E não podemos esquecer do universo expandido. Resident Evil não é mais apenas jogos; é filmes (bons e ruins), séries, action figures, roupas. Street Fighter transcendeu os arcades há muito tempo. Para que Devil May Cry ou Ace Attorney alcancem esse status, a Capcom precisará pensar além do console. Uma série animada de Devil May Cry com a qualidade de Castlevania da Netflix? Uma peça de teatro ou uma websérie live-action de Ace Attorney? Soa ambicioso, mas é nesse tipo de aposta que uma IP se torna verdadeiramente "central".

O Papel dos Remakes e a Nostalgia como Alicerce

Olhando para o histórico recente, fica claro que os remakes são uma peça fundamental na estratégia da Capcom. O Resident Evil 2 Remake não foi apenas uma releitura fiel; foi uma redefinição do que um remake pode ser, vendendo milhões e revitalizando a franquia inteira. É uma lição que a empresa certamente não esqueceu.

Por que, então, não aplicar a mesma fórmula a outras séries? Um remake do clássico Devil May Cry 3: Dante's Awakening, com a engine RE Engine e controles modernizados, seria recebido com festa pelos fãs e serviria como uma porta de entrada perfeita para novos jogadores. O mesmo vale para o lendário Mega Man X. Na verdade, um remake da trilogia original do X, contando uma história mais coesa e com gráficos 2.5D deslumbrantes, tem potencial para ser um evento.

Esses projetos fazem mais do que apenas gerar vendas seguras. Eles mantêm a chama acesa. Eles reafirmam o valor cultural da IP. E, talvez o mais importante, eles compram tempo e geram capital para que a Capcom possa arriscar em novas entradas originais, com orçamentos maiores e escopos mais ambiciosos. É um ciclo: o remake alimenta a nostalgia, que gera receita e interesse, que financia o novo.

Mas há um risco aqui também, certo? A armadilha da nostalgia. Se a empresa passar a depender excessivamente de repaginar o passado, pode acabar sendo vista como incapaz de inovar. O equilíbrio é delicado. Para cada Resident Evil 4 Remake, precisa haver um Resident Evil 7: Biohazard ou um Resident Evil Village ousando em novas direções. As franquias "em ascensão" precisarão desse mesmo mix de respeito ao legado e coragem para o novo.

E você, como fã, o que prefere?

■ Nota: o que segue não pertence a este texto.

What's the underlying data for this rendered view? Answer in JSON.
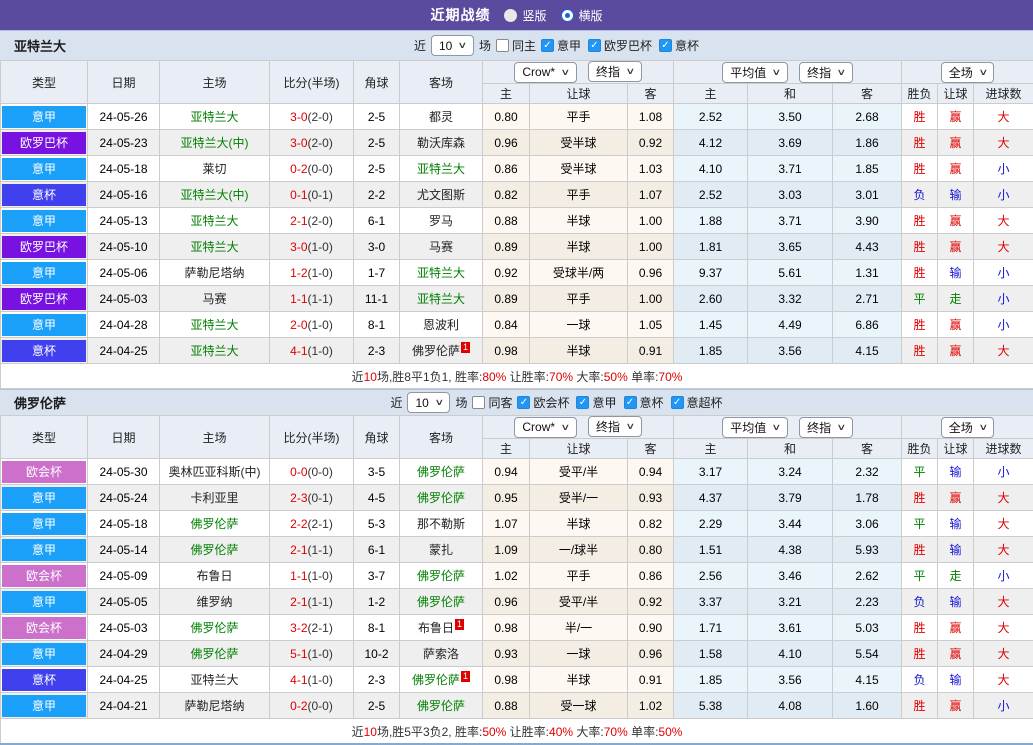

Uma enxurrada de remakes impecáveis dos clássicos que você ama, ou a Capcom arriscando tudo em uma sequência totalmente nova que pode desagradar puristas, mas tem a chance de catapultar a série para outro patamar? Não é uma escolha fácil, e acredito que a resposta da empresa será "um pouco dos dois".

O que me leva a pensar no ecossistema de plataformas. Resident Evil e Street Fighter estão em tudo quanto é lugar: PlayStation, Xbox, PC, até no Switch em versões adaptadas. Já Ace Attorney tem uma história mais ligada à Nintendo. Para crescer, essas séries precisam de ubiquidade. Um novo Ace Attorney lançado simultaneamente no PC, consoles da Sony e Microsoft, e talvez até com um modo portátil otimizado para Steam Deck, atingiria um público muito maior do que um lançamento exclusivo. A estratégia de multiplataforma não é mais um luxo; é uma necessidade para quem almeja o status de "IP central".